The Les arrived at Fort Chaffee, Ark., a military base that served as the first home for thousands of refugees from Vietnam and Cambodia. Le, the youngest of five children, was 3 years old and suffering from polio, which struck her when she was 11 months old.
Polio affected both her legs and gave her severe scoliosis. After she got sick, she didn’t walk again until she was in the refugee camp in Arkansas. She still walks with a limp.
Refugees were resettled across the United States; thousands came to Chicago and other Midwest cities. Members of a Lutheran church in Milwaukee sponsored the Les and gave them housing.
The first wave of Vietnamese refugees received a lot of government support. Her family had case managers, food stamps and even government cheese, Le said.
The U.S. refugee policy also allowed her extended family to relocate together so members could support one another. Le’s grandmother lived with her family and took care of her and her siblings so her parents did not have to spend what little money they earned on child care. Her father worked a variety of manufacturing jobs, and her mom became a hairdresser.
At 3 or 4, Le learned English by watching television; she remembers “Sesame Street” and “The Electric Company.” (She says her Vietnamese is not that good.) The Milwaukee school system hired tutors to teach the language to her siblings because the schools did not offer classes in English as a second language.

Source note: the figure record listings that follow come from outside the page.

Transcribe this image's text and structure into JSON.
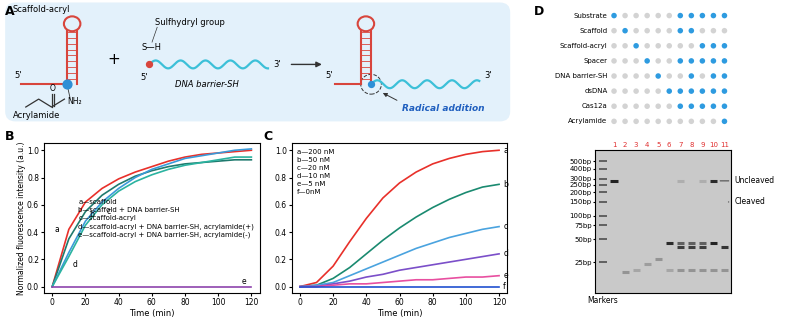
{
  "diagram": {
    "panel": "A",
    "scaffold_label": "Scaffold-acryl",
    "acrylamide_label": "Acrylamide",
    "carbonyl": "O",
    "amine": "NH₂",
    "plus": "+",
    "thiol_label": "Sulfhydryl group",
    "thiol": "S—H",
    "barrier_label": "DNA barrier-SH",
    "five_prime": "5'",
    "three_prime": "3'",
    "reaction_label": "Radical addition"
  },
  "chart_data": [
    {
      "panel": "B",
      "type": "line",
      "x": [
        0,
        10,
        20,
        30,
        40,
        50,
        60,
        70,
        80,
        90,
        100,
        110,
        120
      ],
      "xlim": [
        -5,
        125
      ],
      "xticks": [
        0,
        20,
        40,
        60,
        80,
        100,
        120
      ],
      "ylim": [
        -0.05,
        1.05
      ],
      "yticks": [
        {
          "value": 0,
          "label": "0.0"
        },
        0.2,
        0.4,
        0.6,
        0.8,
        {
          "value": 1,
          "label": "1.0"
        }
      ],
      "x_label": "Time (min)",
      "y_label": "Normalized fluorescence intensity (a.u.)",
      "legend": "center right",
      "series": [
        {
          "name": "a—scaffold",
          "color": "#e8302a",
          "values": [
            0,
            0.42,
            0.62,
            0.72,
            0.79,
            0.84,
            0.88,
            0.92,
            0.95,
            0.97,
            0.98,
            0.99,
            1.0
          ]
        },
        {
          "name": "b—scaffold + DNA barrier-SH",
          "color": "#1f7a6e",
          "values": [
            0,
            0.35,
            0.55,
            0.67,
            0.75,
            0.81,
            0.85,
            0.88,
            0.9,
            0.91,
            0.92,
            0.93,
            0.93
          ]
        },
        {
          "name": "c—scaffold-acryl",
          "color": "#3a9ad9",
          "values": [
            0,
            0.25,
            0.48,
            0.62,
            0.72,
            0.8,
            0.86,
            0.9,
            0.94,
            0.96,
            0.98,
            1.0,
            1.01
          ]
        },
        {
          "name": "d—scaffold-acryl + DNA barrier-SH, acrylamide(+)",
          "color": "#2bb3a0",
          "values": [
            0,
            0.22,
            0.45,
            0.6,
            0.7,
            0.77,
            0.82,
            0.86,
            0.89,
            0.91,
            0.93,
            0.95,
            0.95
          ]
        },
        {
          "name": "e—scaffold-acryl + DNA barrier-SH, acrylamide(-)",
          "color": "#8e44ad",
          "values": [
            0,
            0,
            0,
            0,
            0,
            0,
            0,
            0,
            0,
            0,
            0,
            0,
            0
          ]
        }
      ]
    },
    {
      "panel": "C",
      "type": "line",
      "x": [
        0,
        10,
        20,
        30,
        40,
        50,
        60,
        70,
        80,
        90,
        100,
        110,
        120
      ],
      "xlim": [
        -5,
        125
      ],
      "xticks": [
        0,
        20,
        40,
        60,
        80,
        100,
        120
      ],
      "ylim": [
        -0.05,
        1.05
      ],
      "yticks": [
        {
          "value": 0,
          "label": "0.0"
        },
        0.2,
        0.4,
        0.6,
        0.8,
        {
          "value": 1,
          "label": "1.0"
        }
      ],
      "x_label": "Time (min)",
      "legend": "upper left",
      "series": [
        {
          "name": "a—200 nM",
          "color": "#e8302a",
          "values": [
            0,
            0.03,
            0.15,
            0.33,
            0.5,
            0.65,
            0.76,
            0.84,
            0.9,
            0.94,
            0.97,
            0.99,
            1.0
          ]
        },
        {
          "name": "b—50 nM",
          "color": "#1a8a70",
          "values": [
            0,
            0.01,
            0.06,
            0.14,
            0.24,
            0.34,
            0.43,
            0.51,
            0.58,
            0.64,
            0.69,
            0.73,
            0.75
          ]
        },
        {
          "name": "c—20 nM",
          "color": "#4aa3df",
          "values": [
            0,
            0.01,
            0.03,
            0.08,
            0.13,
            0.18,
            0.23,
            0.28,
            0.32,
            0.36,
            0.39,
            0.42,
            0.44
          ]
        },
        {
          "name": "d—10 nM",
          "color": "#7b4fc9",
          "values": [
            0,
            0,
            0.02,
            0.04,
            0.07,
            0.09,
            0.12,
            0.14,
            0.16,
            0.18,
            0.2,
            0.22,
            0.24
          ]
        },
        {
          "name": "e—5 nM",
          "color": "#e84fa0",
          "values": [
            0,
            0,
            0.01,
            0.02,
            0.02,
            0.03,
            0.04,
            0.05,
            0.05,
            0.06,
            0.07,
            0.07,
            0.08
          ]
        },
        {
          "name": "f—0nM",
          "color": "#2050d0",
          "values": [
            0,
            0,
            0,
            0,
            0,
            0,
            0,
            0,
            0,
            0,
            0,
            0,
            0
          ]
        }
      ]
    }
  ],
  "gel": {
    "panel": "D",
    "markers_label": "Markers",
    "log": "y",
    "ylim": [
      10,
      700
    ],
    "yticks": [
      {
        "value": 500,
        "label": "500bp"
      },
      {
        "value": 400,
        "label": "400bp"
      },
      {
        "value": 300,
        "label": "300bp"
      },
      {
        "value": 250,
        "label": "250bp"
      },
      {
        "value": 200,
        "label": "200bp"
      },
      {
        "value": 150,
        "label": "150bp"
      },
      {
        "value": 100,
        "label": "100bp"
      },
      {
        "value": 75,
        "label": "75bp"
      },
      {
        "value": 50,
        "label": "50bp"
      },
      {
        "value": 25,
        "label": "25bp"
      }
    ],
    "lanes": [
      {
        "number": 1,
        "bands": [
          [
            280,
            0.95
          ]
        ]
      },
      {
        "number": 2,
        "bands": [
          [
            19,
            0.3
          ]
        ]
      },
      {
        "number": 3,
        "bands": [
          [
            20,
            0.2
          ]
        ]
      },
      {
        "number": 4,
        "bands": [
          [
            24,
            0.25
          ]
        ]
      },
      {
        "number": 5,
        "bands": [
          [
            28,
            0.3
          ]
        ]
      },
      {
        "number": 6,
        "bands": [
          [
            45,
            0.9
          ],
          [
            20,
            0.2
          ]
        ]
      },
      {
        "number": 7,
        "bands": [
          [
            40,
            0.8
          ],
          [
            45,
            0.6
          ],
          [
            20,
            0.3
          ],
          [
            280,
            0.15
          ]
        ]
      },
      {
        "number": 8,
        "bands": [
          [
            40,
            0.8
          ],
          [
            45,
            0.6
          ],
          [
            20,
            0.3
          ]
        ]
      },
      {
        "number": 9,
        "bands": [
          [
            40,
            0.8
          ],
          [
            45,
            0.6
          ],
          [
            20,
            0.3
          ],
          [
            280,
            0.15
          ]
        ]
      },
      {
        "number": 10,
        "bands": [
          [
            280,
            0.9
          ],
          [
            45,
            0.95
          ],
          [
            20,
            0.3
          ]
        ]
      },
      {
        "number": 11,
        "bands": [
          [
            40,
            0.85
          ],
          [
            20,
            0.3
          ]
        ]
      }
    ],
    "components": [
      {
        "name": "Substrate",
        "lanes": [
          1,
          7,
          8,
          9,
          10,
          11
        ]
      },
      {
        "name": "Scaffold",
        "lanes": [
          2,
          7,
          8
        ]
      },
      {
        "name": "Scaffold-acryl",
        "lanes": [
          3,
          9,
          10,
          11
        ]
      },
      {
        "name": "Spacer",
        "lanes": [
          4,
          7,
          8,
          9,
          10,
          11
        ]
      },
      {
        "name": "DNA barrier-SH",
        "lanes": [
          5,
          8,
          10,
          11
        ]
      },
      {
        "name": "dsDNA",
        "lanes": [
          6,
          7,
          8,
          9,
          10,
          11
        ]
      },
      {
        "name": "Cas12a",
        "lanes": [
          7,
          8,
          9,
          10,
          11
        ]
      },
      {
        "name": "Acrylamide",
        "lanes": [
          11
        ]
      }
    ],
    "annotations": [
      {
        "text": "Uncleaved",
        "lane": 10,
        "bp": 280
      },
      {
        "text": "Cleaved",
        "lane": 11,
        "bp": 150
      }
    ]
  }
}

Le’s father became active in the small Vietnamese community in Milwaukee, helping start the first Buddhist temple. He also started helping refugees who came after him.
“I came home from a college break one year, and our dining table was missing,” Le said. “I asked my dad where it was, and he simply said: ‘Somebody needed it.’ He had given it to a recently arrived refugee family.”
But the Les and other Vietnamese families could not shake the war’s legacy. Le remembers Vietnam War veterans stopping her in the street and asking if she was Vietnamese. When she replied in the affirmative, some of them would begin apologizing.
She followed one of her brothers to Northwestern, where, she says, she first started coming to grips with her identity. Her parents rarely talked about their refugee experiences with their children, and the only history she had learned in school about her native country was in the context of war.
Le became active in Northwestern’s Asian American Student Advisory Board, which organized classes on Asian-American history and began advocating for an Asian-American studies curriculum at the Evanston-based university. (After Le graduated, several Asian-American students went on a hunger strike in 1995 to protest the school’s lack of support. A year later, Northwestern agreed to add an Asian-American studies component to the undergraduate curriculum.)
After graduating, she said, she did what all good art majors did after college: “I got a job with a small accounting firm.”
She later joined the Vietnamese Association of Illinois in the Uptown neighborhood on Chicago’s North Side, where she oversaw ESL classes. The Argyle Street area in Uptown is probably the most identifiable Vietnamese neighborhood in the Midwest, home to restaurants, food markets and video stores that cater to the ethnic community. Le lives in Uptown, near the institute’s headquarters at Broadway and Lawrence Avenue.
One of the partners in the accounting firm where she worked was involved in the Asian American Institute and introduced her to the organization. When the institute was looking for a new executive director in 1999, it hired Le.